NHKは『クローズアップ現代』で取り上げましたが、大半は性加害問題の話で、なぜこれまで報じられてこなかったのかという背景についての言及は少なかった。フジの港社長がジャニーズ事務所への“忖度”問題について問われ、『忖度というようなことを考えてやっているというつもりはありません』と、“完全否定”とはいえないような発言をしていましたが、実際、テレ朝の『ミュージックステーション』など、あからさまに忖度が働いている番組は少なくない。
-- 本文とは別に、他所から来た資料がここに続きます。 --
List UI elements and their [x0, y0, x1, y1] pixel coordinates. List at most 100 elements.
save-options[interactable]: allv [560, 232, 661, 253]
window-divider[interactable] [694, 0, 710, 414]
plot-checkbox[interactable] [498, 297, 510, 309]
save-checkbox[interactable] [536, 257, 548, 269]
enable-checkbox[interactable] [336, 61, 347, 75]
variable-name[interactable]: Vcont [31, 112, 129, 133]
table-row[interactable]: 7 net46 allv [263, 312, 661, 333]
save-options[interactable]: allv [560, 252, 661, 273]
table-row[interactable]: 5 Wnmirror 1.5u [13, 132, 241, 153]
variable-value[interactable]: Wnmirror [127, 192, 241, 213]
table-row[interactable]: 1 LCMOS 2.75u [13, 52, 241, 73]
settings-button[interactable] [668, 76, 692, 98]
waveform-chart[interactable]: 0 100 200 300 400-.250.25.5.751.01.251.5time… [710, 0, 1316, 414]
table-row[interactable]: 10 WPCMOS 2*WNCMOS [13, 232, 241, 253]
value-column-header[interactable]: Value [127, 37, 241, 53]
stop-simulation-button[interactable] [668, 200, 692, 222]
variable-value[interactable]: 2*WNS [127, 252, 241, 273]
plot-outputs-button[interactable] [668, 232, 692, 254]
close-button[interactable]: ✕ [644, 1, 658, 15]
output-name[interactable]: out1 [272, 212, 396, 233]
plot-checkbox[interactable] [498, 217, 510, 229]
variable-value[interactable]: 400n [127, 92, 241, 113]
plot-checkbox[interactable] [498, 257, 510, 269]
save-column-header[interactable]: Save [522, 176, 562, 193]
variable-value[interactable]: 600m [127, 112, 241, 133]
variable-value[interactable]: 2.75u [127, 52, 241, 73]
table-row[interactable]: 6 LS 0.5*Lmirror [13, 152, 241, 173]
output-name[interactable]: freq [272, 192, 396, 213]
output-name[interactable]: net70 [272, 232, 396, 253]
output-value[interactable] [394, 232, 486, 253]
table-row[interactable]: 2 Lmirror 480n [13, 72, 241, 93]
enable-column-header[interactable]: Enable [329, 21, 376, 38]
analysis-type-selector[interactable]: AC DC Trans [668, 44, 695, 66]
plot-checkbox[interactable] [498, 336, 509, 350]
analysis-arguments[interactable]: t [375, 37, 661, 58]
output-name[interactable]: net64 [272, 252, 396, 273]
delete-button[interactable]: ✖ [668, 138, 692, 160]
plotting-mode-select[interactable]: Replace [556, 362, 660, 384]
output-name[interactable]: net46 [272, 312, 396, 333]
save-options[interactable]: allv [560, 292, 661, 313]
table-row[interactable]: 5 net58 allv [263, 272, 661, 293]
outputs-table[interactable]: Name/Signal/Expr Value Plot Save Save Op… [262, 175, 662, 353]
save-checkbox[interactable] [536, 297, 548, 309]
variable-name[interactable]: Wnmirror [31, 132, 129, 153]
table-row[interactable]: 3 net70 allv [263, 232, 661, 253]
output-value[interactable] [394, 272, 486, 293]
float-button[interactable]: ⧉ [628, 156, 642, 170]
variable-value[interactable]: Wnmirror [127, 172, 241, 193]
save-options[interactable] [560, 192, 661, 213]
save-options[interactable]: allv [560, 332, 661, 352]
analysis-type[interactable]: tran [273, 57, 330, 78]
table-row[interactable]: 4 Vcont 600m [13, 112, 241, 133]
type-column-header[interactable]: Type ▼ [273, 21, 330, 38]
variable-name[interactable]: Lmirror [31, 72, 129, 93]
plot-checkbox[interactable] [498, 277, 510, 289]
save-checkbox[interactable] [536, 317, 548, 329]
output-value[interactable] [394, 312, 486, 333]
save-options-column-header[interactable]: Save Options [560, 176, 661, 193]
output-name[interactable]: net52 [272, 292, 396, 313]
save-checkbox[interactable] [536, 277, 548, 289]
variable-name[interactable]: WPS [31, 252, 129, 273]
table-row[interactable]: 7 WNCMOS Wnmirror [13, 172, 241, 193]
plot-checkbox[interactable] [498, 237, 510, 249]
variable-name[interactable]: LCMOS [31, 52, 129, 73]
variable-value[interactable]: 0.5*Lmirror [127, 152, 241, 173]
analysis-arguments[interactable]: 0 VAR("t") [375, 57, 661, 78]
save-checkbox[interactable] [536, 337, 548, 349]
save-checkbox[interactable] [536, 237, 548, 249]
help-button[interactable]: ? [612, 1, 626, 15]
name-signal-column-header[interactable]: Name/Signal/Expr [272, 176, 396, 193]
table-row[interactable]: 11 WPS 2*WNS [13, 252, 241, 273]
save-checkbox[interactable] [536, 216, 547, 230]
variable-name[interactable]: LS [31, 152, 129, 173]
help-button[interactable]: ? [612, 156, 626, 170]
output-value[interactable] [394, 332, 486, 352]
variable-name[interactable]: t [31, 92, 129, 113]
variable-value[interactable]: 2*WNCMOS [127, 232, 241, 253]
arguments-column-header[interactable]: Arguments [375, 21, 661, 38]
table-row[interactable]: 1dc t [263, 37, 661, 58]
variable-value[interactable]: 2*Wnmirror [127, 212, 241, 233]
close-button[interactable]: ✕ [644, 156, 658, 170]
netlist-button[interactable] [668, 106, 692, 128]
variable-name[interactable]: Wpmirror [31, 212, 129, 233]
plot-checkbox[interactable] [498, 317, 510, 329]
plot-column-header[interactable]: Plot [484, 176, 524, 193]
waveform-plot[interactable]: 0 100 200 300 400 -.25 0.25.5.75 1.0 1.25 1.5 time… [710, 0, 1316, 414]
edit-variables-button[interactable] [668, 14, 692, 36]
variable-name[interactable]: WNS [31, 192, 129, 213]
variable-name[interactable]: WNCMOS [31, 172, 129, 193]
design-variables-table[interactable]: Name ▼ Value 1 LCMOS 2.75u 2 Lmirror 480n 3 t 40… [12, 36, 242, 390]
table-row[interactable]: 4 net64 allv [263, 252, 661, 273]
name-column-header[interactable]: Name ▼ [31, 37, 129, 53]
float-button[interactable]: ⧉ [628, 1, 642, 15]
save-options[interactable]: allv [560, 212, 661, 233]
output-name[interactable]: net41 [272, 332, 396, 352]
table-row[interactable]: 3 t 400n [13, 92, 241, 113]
2020年にDISH//の『猫』が大ヒットとなったとき、DISH//はようやく『Mステ』に出られることになったものの、テレビ朝日の上層部がわざわざそのことをジャニーズ事務所に“報告”したという話もあります。ジャニーズが出資・製作している番組ではないにもかかわらず、です。

 1999年の『週刊文春』(文藝春秋社)の一連のキャンペーンをめぐる名誉棄損裁判で2003年、『セクハラ被害』(性加害)などについて真実相当性が認められた東京高裁の判決が確定してから数えても20年近くにわたって大手メディアは沈黙してきたわけで、このジャニーズ帝国の支配力、すなわちジャニーズと各局の共存関係こそ、今回の件の最大の問題。だが、どの局も、あくまでジャニー氏一個人の犯罪として『性加害は許されない』と語り、事務所の対応を見守るというコメントに留まっている。これでは大した変化は起こらないでしょう」(同)

 夏は7月を中心に各局の音楽特番が放送され、『THE MUSIC DAY』(日本テレビ系)『FNS歌謡祭』(フジテレビ系)『音楽の日』(TBS系)『テレ東音楽祭』(テレビ東京系)『ライブ・エール』(NHK)などがあるが、こぞってジャニーズグループを複数組出演させるのが常。昨年の『音楽の日』はジャニーズ10組の出演も話題になったが、こうした光景も変わることはないのだろうか。